A Yay0-compressed file starts with the following header:

Offset Type Description
0x00 String File magic. Always Yay0 in ASCII.
0x04 UInt32 Size of the decompressed data in bytes.
0x08 UInt32 Link table offset.
0x0C UInt32 Byte chunk offset.

Chunks

The data is stored into different chunks. There are three different data blocks, the command block, which is stored directly after the header, and then two are linked in the header. Each UInt32 in the command block contains 32 commands, one per bit, where MSB is the first command, and LSB corrusponds to the last command. Commands are read until the output data size matches the size of the uncompressed data, which is specified in the header.

Direct Copy

If a command bit is 1, then one byte is copied directly from the input to the output data. The data is copied from the byte chunk block.

Run-length

If a command bit is 0, then the chunk contains run-length encoded data.
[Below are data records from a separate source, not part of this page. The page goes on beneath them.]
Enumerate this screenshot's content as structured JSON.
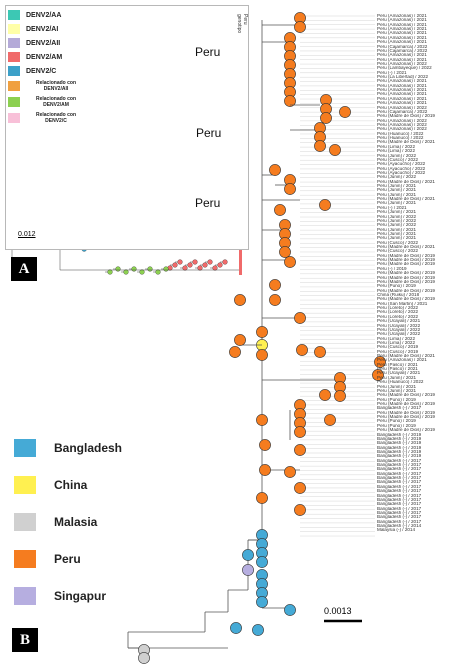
{
  "panel_tags": {
    "a": "A",
    "b": "B"
  },
  "panel_a": {
    "legend": [
      {
        "label": "DENV2/AA",
        "color": "#3cc8b4"
      },
      {
        "label": "DENV2/AI",
        "color": "#ffffa8"
      },
      {
        "label": "DENV2/AII",
        "color": "#b4aad8"
      },
      {
        "label": "DENV2/AM",
        "color": "#f06a6a"
      },
      {
        "label": "DENV2/C",
        "color": "#3ca0c8"
      },
      {
        "label": "Relacionado con DENV2/AII",
        "color": "#f0a040"
      },
      {
        "label": "Relacionado con DENV2/AM",
        "color": "#8cd050"
      },
      {
        "label": "Relacionado con DENV2/C",
        "color": "#f8c0d8"
      }
    ],
    "scale_label": "0.012",
    "column_headers": [
      "genotipo",
      "Peru"
    ],
    "peru_labels": [
      "Peru",
      "Peru",
      "Peru"
    ]
  },
  "panel_b": {
    "legend": [
      {
        "label": "Bangladesh",
        "color": "#45aad6"
      },
      {
        "label": "China",
        "color": "#fff050"
      },
      {
        "label": "Malasia",
        "color": "#d0d0d0"
      },
      {
        "label": "Peru",
        "color": "#f57c1f"
      },
      {
        "label": "Singapur",
        "color": "#b6aee0"
      }
    ],
    "scale_label": "0.0013",
    "tip_labels": [
      "Peru (Amazonas) / 2021",
      "Peru (Amazonas) / 2021",
      "Peru (Amazonas) / 2021",
      "Peru (Amazonas) / 2021",
      "Peru (Amazonas) / 2021",
      "Peru (Amazonas) / 2021",
      "Peru (Amazonas) / 2021",
      "Peru (Cajamarca) / 2022",
      "Peru (Cajamarca) / 2022",
      "Peru (Amazonas) / 2021",
      "Peru (Amazonas) / 2021",
      "Peru (Amazonas) / 2022",
      "Peru (Lambayeque) / 2022",
      "Peru (-) / 2021",
      "Peru (La Libertad) / 2022",
      "Peru (Amazonas) / 2021",
      "Peru (Amazonas) / 2021",
      "Peru (Amazonas) / 2021",
      "Peru (Amazonas) / 2021",
      "Peru (Amazonas) / 2021",
      "Peru (Amazonas) / 2021",
      "Peru (Amazonas) / 2022",
      "Peru (Cajamarca) / 2022",
      "Peru (Madre de Dios) / 2019",
      "Peru (Amazonas) / 2022",
      "Peru (Amazonas) / 2022",
      "Peru (Amazonas) / 2022",
      "Peru (Huanuco) / 2022",
      "Peru (Huanuco) / 2022",
      "Peru (Madre de Dios) / 2021",
      "Peru (Lima) / 2022",
      "Peru (Lima) / 2022",
      "Peru (Junin) / 2022",
      "Peru (Cusco) / 2022",
      "Peru (Ayacucho) / 2022",
      "Peru (Ayacucho) / 2022",
      "Peru (Ayacucho) / 2022",
      "Peru (Junin) / 2022",
      "Peru (Madre de Dios) / 2021",
      "Peru (Junin) / 2021",
      "Peru (Junin) / 2021",
      "Peru (Junin) / 2021",
      "Peru (Madre de Dios) / 2021",
      "Peru (Junin) / 2021",
      "Peru (-) / 2021",
      "Peru (Junin) / 2021",
      "Peru (Junin) / 2022",
      "Peru (Junin) / 2022",
      "Peru (Junin) / 2022",
      "Peru (Junin) / 2021",
      "Peru (Junin) / 2021",
      "Peru (Junin) / 2021",
      "Peru (Cusco) / 2022",
      "Peru (Madre de Dios) / 2021",
      "Peru (Cusco) / 2022",
      "Peru (Madre de Dios) / 2019",
      "Peru (Madre de Dios) / 2019",
      "Peru (Madre de Dios) / 2019",
      "Peru (-) / 2019",
      "Peru (Madre de Dios) / 2019",
      "Peru (Madre de Dios) / 2019",
      "Peru (Madre de Dios) / 2019",
      "Peru (Puno) / 2019",
      "Peru (Madre de Dios) / 2019",
      "China (Ruiku) / 2018",
      "Peru (Madre de Dios) / 2019",
      "Peru (San Martin) / 2021",
      "Peru (Loreto) / 2022",
      "Peru (Loreto) / 2022",
      "Peru (Loreto) / 2022",
      "Peru (Ucayali) / 2021",
      "Peru (Ucayali) / 2022",
      "Peru (Ucayali) / 2022",
      "Peru (Ucayali) / 2022",
      "Peru (Lima) / 2022",
      "Peru (Lima) / 2022",
      "Peru (Cusco) / 2019",
      "Peru (Cusco) / 2019",
      "Peru (Madre de Dios) / 2021",
      "Peru (Amazonas) / 2021",
      "Peru (Pasco) / 2021",
      "Peru (Pasco) / 2021",
      "Peru (Ucayali) / 2021",
      "Peru (Junin) / 2021",
      "Peru (Huanuco) / 2022",
      "Peru (Junin) / 2021",
      "Peru (Junin) / 2021",
      "Peru (Madre de Dios) / 2019",
      "Peru (Puno) / 2019",
      "Peru (Madre de Dios) / 2019",
      "Bangladesh (-) / 2017",
      "Peru (Madre de Dios) / 2019",
      "Peru (Madre de Dios) / 2019",
      "Peru (Puno) / 2019",
      "Peru (Puno) / 2019",
      "Peru (Madre de Dios) / 2019",
      "Bangladesh (-) / 2019",
      "Bangladesh (-) / 2019",
      "Bangladesh (-) / 2019",
      "Bangladesh (-) / 2019",
      "Bangladesh (-) / 2019",
      "Bangladesh (-) / 2019",
      "Bangladesh (-) / 2017",
      "Bangladesh (-) / 2017",
      "Bangladesh (-) / 2017",
      "Bangladesh (-) / 2017",
      "Bangladesh (-) / 2017",
      "Bangladesh (-) / 2017",
      "Bangladesh (-) / 2017",
      "Bangladesh (-) / 2017",
      "Bangladesh (-) / 2017",
      "Bangladesh (-) / 2017",
      "Bangladesh (-) / 2017",
      "Bangladesh (-) / 2017",
      "Bangladesh (-) / 2017",
      "Bangladesh (-) / 2017",
      "Bangladesh (-) / 2017",
      "Bangladesh (-) / 2014",
      "Malaysia (-) / 2014"
    ]
  }
}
One UInt16 (A) has to be read from the link table block. The data is copied from the output to the output. The output address, where the data is copied from, can be calculated using this formula:

CopyOffset = CurrentOffset - (A & 0xFFF) - 1

Then the number of bytes to copy needs to be calculated. The run-length command supports two different size mode, and first the following calculation is performed:

B = (A >> 12) & 0b1111

If B is zero, then another byte is read from the byte chunk block. The number of bytes to copy is then calculated by adding 0x12 to the read byte. If B is not zero, then the number of bytes to copy is by adding 2 to B.